Sunday, June 27, 2010

Best of November 2006

First off the mark informing you that the village scenes in Borat were not Kazakh, but Romanian.

When the experts wing it, and talk about matters related to their research but not (visibly) affecting the results, they sound just like everyone else, just with better vocabulary. They have the same biases or prejudices as the public as a whole. In this case, they lean left.

Joy in worship. Rather appropriate to run this today. Being deeply New England Congregationalist and Swedish Lutheran by heritage, I have never been much of an enthusiast in worship anyway, except that I like to hoom-boom the bass notes of introductions and preludes or drum with my fingers on the pew in front of me. Not having exciting, moving worship is fairly normal for me. Others may look at pentecostals with mild to intense disdain or envy. I am merely puzzled. (This post was more interesting for the comments).

A link to an excellent article by an ex-jihadist in Canada.

The Two-Year Delay. One of my most important concepts for understanding political effects on the economy. Add in that Congress has more influence on same than the president, and you can cut away an enormous amount of crap that people try to trick you with to elect their favorites and affect policy.

The piece on evolutionary psychology was serious, but I had fun with this.
Thus, getting all the guys in C Building at Lakeview Apartments and raiding one of the buildings over at Elmwood Estates for cattle and wives (while the guys in B Building protect our stash of cattle and wives) is what we are bred for, but is now officially discouraged, because it screws up people’s leases and deposit refunds.

Muslims and Women. One of my frequent soapboxes over at Dr. Sanity’s is that societies which devalue women produce narcissistic young men, who are outraged at the merest perceived slight. It is not good for a young man to pass his mother in status at a young age.

Altruistic punishment and class envy.
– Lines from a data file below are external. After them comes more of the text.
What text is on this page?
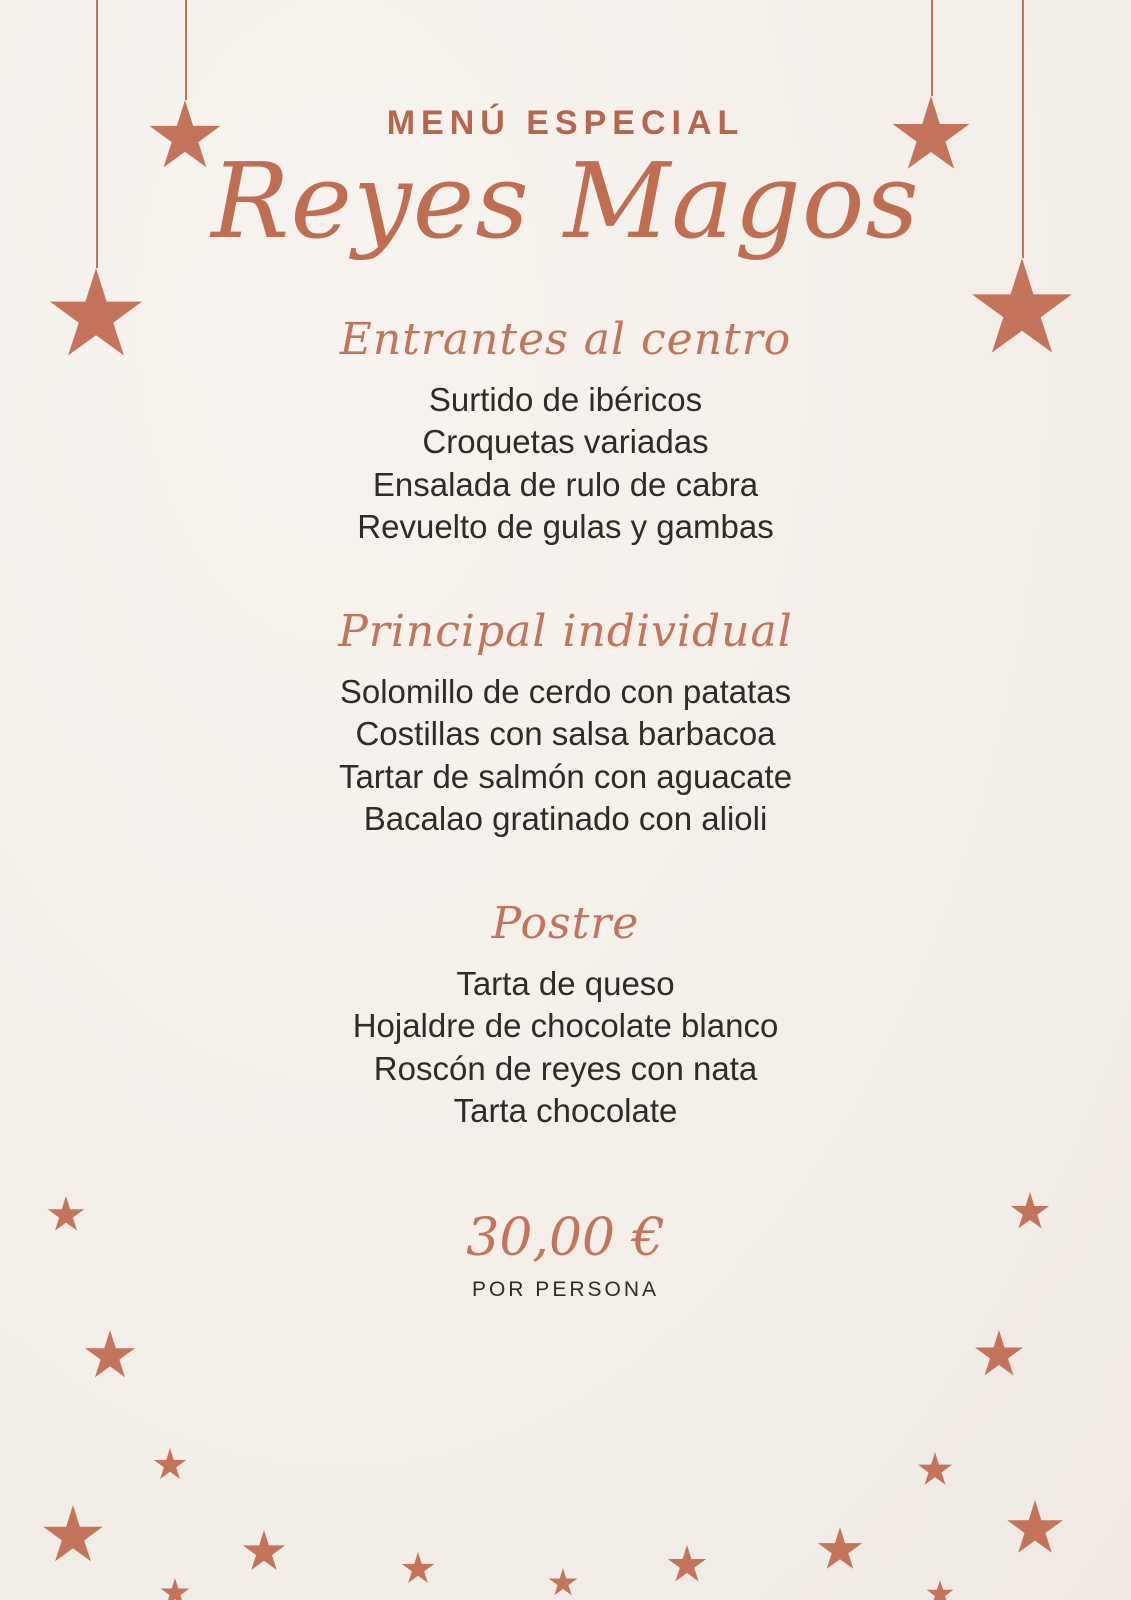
MENÚ ESPECIAL
Reyes Magos
Entrantes al centro
Surtido de ibéricos
Croquetas variadas
Ensalada de rulo de cabra
Revuelto de gulas y gambas
Principal individual
Solomillo de cerdo con patatas
Costillas con salsa barbacoa
Tartar de salmón con aguacate
Bacalao gratinado con alioli
Postre
Tarta de queso
Hojaldre de chocolate blanco
Roscón de reyes con nata
Tarta chocolate
30,00 €
POR PERSONA
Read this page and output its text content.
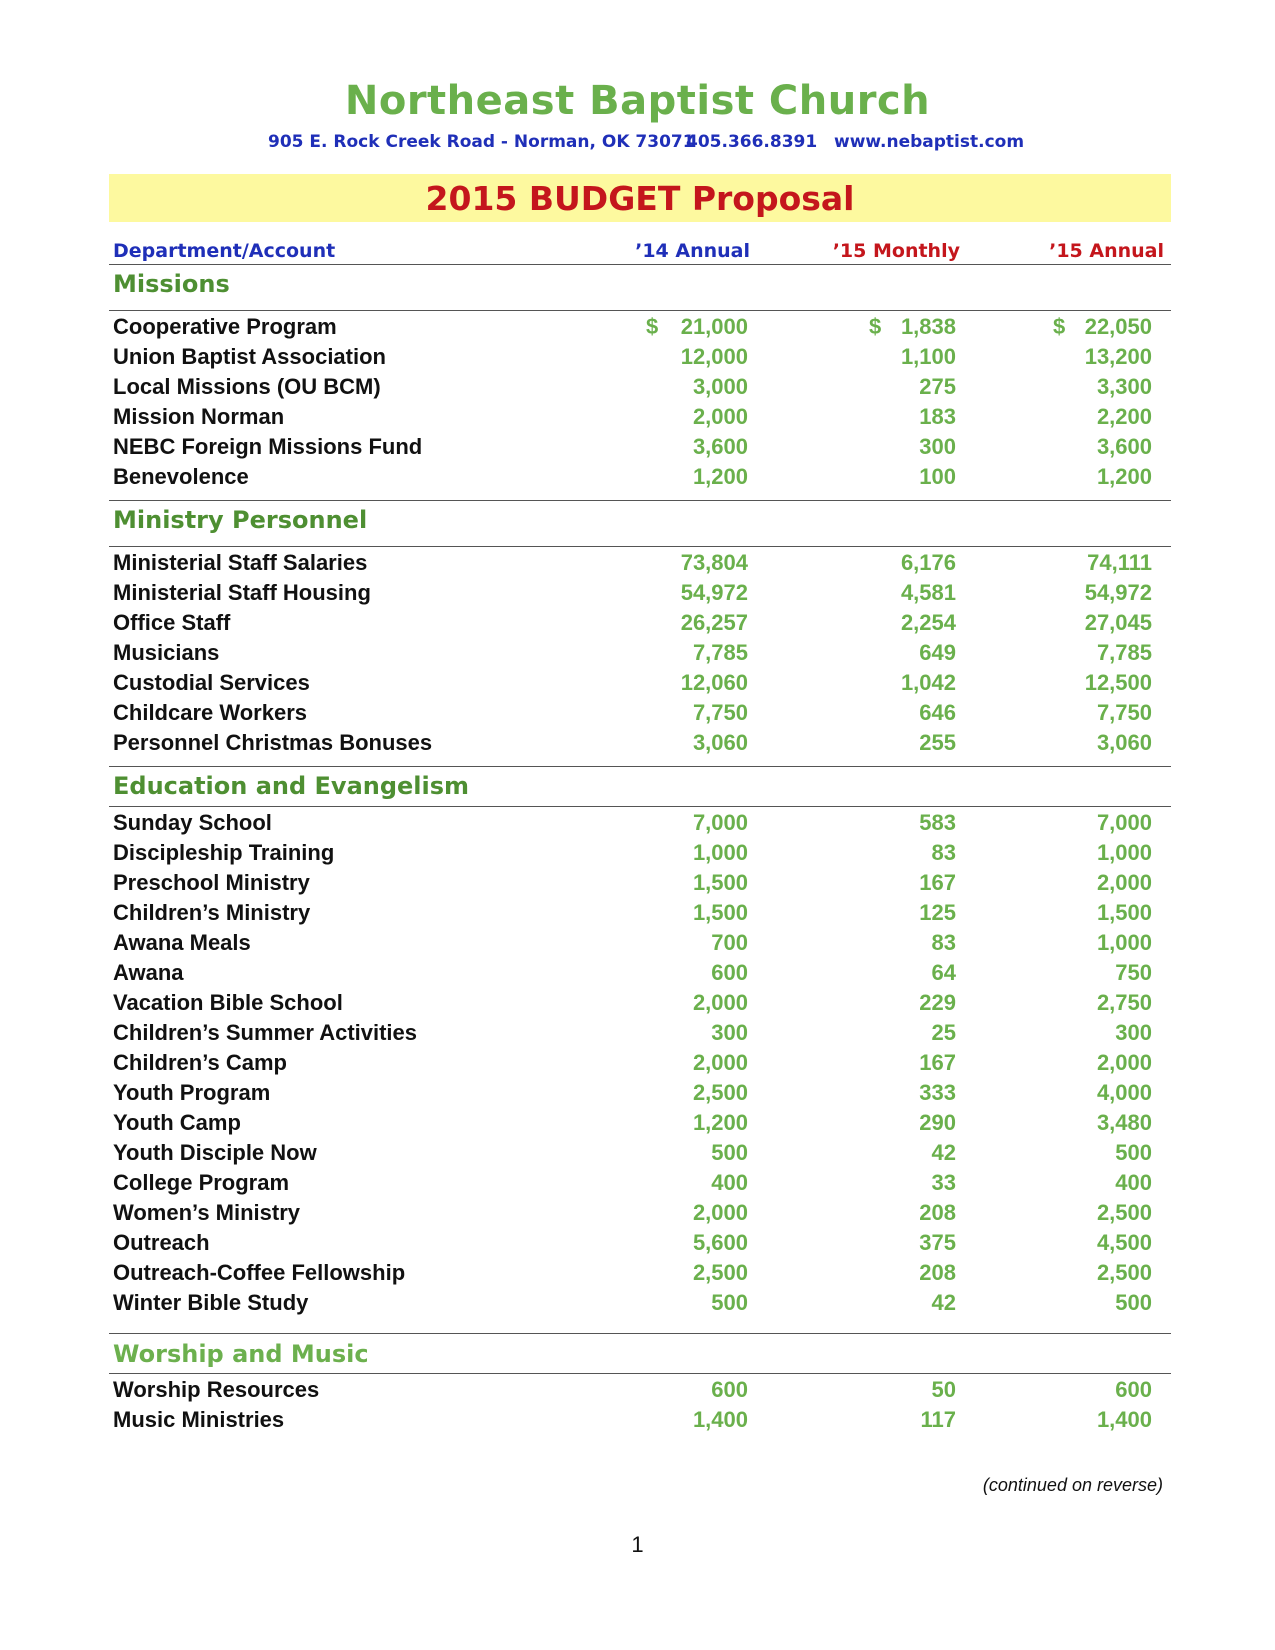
Northeast Baptist Church
905 E. Rock Creek Road - Norman, OK 73071
405.366.8391 www.nebaptist.com
2015 BUDGET Proposal
Department/Account	’14 Annual	’15 Monthly	’15 Annual
Missions
Cooperative Program	$ 21,000	$ 1,838	$ 22,050
Union Baptist Association	12,000	1,100	13,200
Local Missions (OU BCM)	3,000	275	3,300
Mission Norman	2,000	183	2,200
NEBC Foreign Missions Fund	3,600	300	3,600
Benevolence	1,200	100	1,200
Ministry Personnel
Ministerial Staff Salaries	73,804	6,176	74,111
Ministerial Staff Housing	54,972	4,581	54,972
Office Staff	26,257	2,254	27,045
Musicians	7,785	649	7,785
Custodial Services	12,060	1,042	12,500
Childcare Workers	7,750	646	7,750
Personnel Christmas Bonuses	3,060	255	3,060
Education and Evangelism
Sunday School	7,000	583	7,000
Discipleship Training	1,000	83	1,000
Preschool Ministry	1,500	167	2,000
Children’s Ministry	1,500	125	1,500
Awana Meals	700	83	1,000
Awana	600	64	750
Vacation Bible School	2,000	229	2,750
Children’s Summer Activities	300	25	300
Children’s Camp	2,000	167	2,000
Youth Program	2,500	333	4,000
Youth Camp	1,200	290	3,480
Youth Disciple Now	500	42	500
College Program	400	33	400
Women’s Ministry	2,000	208	2,500
Outreach	5,600	375	4,500
Outreach-Coffee Fellowship	2,500	208	2,500
Winter Bible Study	500	42	500
Worship and Music
Worship Resources	600	50	600
Music Ministries	1,400	117	1,400
(continued on reverse)
1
A touch of class envy, or something quite like it, may be hardwired into humans. Most societies have cues which discourage conspicuous displays of superiority.

A review of Arthur Brooks' Who Really Cares. The main force of the book is twofold: demonstrating that in refutation of the stereotype, conservatives are much more generous than liberals; and discovering why is this? From the introduction through the entire first chapter, assertions leap off every page, begging to be shouted from the housetops. The common myth has it backwards. Conservatives give more by any measure: give more money to both religious and secular causes; give more time, give more blood, give more informal gifts. This is not because they have more money – they have 6% less.

Relative Vs. Absolute Poverty. Rather than attacking from the usual angle of theories of governance, I’d like to stick with the tribal, evolutionary psychological, decision-making interpretations I’ve been fond of lately. Receiving less than the perceived average of the tribe’s resources may set off enormous warning signals in our primitive selves. Until about 1800, few humans experienced any sustained abundance. We may not be well wired for saying to ourselves “looks like my family is going to have enough for a long time - I can relax.” Finding oases of calm in deserts of anxiety may be the default condition for humanity. In that context, receiving less than others may be interpreted as the first step toward receiving nothing.

Hoist On My Own Petard. In which I step back from a previous argument - at least a little.
I am a cradle A&H member, and I used this knowledge, this penetrating of its values into my bones, to make enormous generalizations about it. I know these people, was my refrain. I am one of them. Wasn’t I, then, making exactly the same kind of argument that I had criticized john b chilton for?

Well, hmm. Things look different when you do that, don’t they? I think I now have a little better understanding of his argument, and its strengths, and some weaknesses of my own previous argument.

Those brought up in a group understand its meaning in their generation at a deep level. We are likely to understand the generation immediately preceding us as well, as parts of it went into our formation. The generation following our own, not so much.

1 comment:

karrde said...

That relative-vs.-absolute-poverty post is insightful.

To restate part of the problem in my own words:

A time when most people lived under a day-to-day (more accurately season-to-season) uncertainty about their source of food is not in living memory anymore. At least, not in the U.S.

Laura Ingalls Wilder might have known that struggle.

And the generation that grew up in the Depression was full of people who knew "somebody" who had a hard time putting food on the table.

Johnny Cash made those stories personal with Busted, and How High is the Water Momma?.

It is a memory that Americans have almost lost. That loss is a good thing (our poor don't starve), and a bad thing (we are disconnected from the reality that has shaped millennia of habits, lore, culture, and instinct).

I think it would be a very good thin if the gatekeepers of our culture would occasionally remind us of how well-fed we are.